Entertainment

AFGHANISTAN’S IDOL WORSHIP

THE people of Afghani stan have survived 30 years of war and Taliban atrocities. And what is their reward? “American Idol”!

Well, not the show that people in the US are hooked on, but its Afghani clone, “Afghan Star,” which is watched weekly by upward of a million folks, or a third of the nation’s population.

The show works pretty much the same as “Idol” does, with Afghans voting by cellphone for their favorite performers. But this is Afghanistan, where the Taliban still has power, not America.

In “Afghan Star,” British filmmaker Havana Marking’s entertaining first feature documentary, she examines the phenomena and tracks four finalists — two of them women — as they campaign for votes the way a politician does.

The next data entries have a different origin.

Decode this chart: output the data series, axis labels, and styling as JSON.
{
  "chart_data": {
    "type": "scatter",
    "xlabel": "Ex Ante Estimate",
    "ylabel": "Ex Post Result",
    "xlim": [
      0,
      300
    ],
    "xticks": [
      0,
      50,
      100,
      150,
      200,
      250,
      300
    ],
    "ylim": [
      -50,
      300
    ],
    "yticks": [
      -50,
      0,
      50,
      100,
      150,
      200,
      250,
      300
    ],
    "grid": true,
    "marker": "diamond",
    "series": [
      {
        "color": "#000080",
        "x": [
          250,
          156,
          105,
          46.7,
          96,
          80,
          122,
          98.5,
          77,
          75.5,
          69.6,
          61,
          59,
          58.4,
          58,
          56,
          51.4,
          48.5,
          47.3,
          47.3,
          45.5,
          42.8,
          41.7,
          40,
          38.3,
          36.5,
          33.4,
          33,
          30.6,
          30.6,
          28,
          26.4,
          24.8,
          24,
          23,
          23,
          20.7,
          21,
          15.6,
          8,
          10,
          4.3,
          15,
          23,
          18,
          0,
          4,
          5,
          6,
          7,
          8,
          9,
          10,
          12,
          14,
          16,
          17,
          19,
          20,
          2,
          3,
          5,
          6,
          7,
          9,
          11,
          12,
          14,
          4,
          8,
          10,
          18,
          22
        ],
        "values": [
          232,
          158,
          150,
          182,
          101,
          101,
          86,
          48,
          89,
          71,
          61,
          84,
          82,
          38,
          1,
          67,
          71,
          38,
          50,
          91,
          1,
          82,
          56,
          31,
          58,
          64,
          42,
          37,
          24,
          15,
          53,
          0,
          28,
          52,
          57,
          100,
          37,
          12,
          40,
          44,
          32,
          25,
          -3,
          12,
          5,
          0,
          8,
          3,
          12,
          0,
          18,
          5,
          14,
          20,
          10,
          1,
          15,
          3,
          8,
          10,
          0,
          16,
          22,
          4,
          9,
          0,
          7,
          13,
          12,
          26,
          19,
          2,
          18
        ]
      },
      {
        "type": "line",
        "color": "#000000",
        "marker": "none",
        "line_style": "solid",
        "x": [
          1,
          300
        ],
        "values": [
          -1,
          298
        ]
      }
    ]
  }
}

There was a time when people in Afghanistan would be killed for having fun, but life is more liberal now.

That didn’t stop one of the female finalists, 22-year-old Setara, from getting into trouble because not only did she sing on TV, but she actually dared to dance and show her long hair — still big no-nos in that part of the world.

She received death threats and went into hiding. The scary part is that her critics weren’t just fundamentalist geezers with long beards; ordinary young men and women also thought she had sinned.

In Pashtu, Dari and English, with English subtitles. Running time: 87 minutes. Not rated (mature themes). At Cinema Village, 12th Street, east of Fifth Avenue.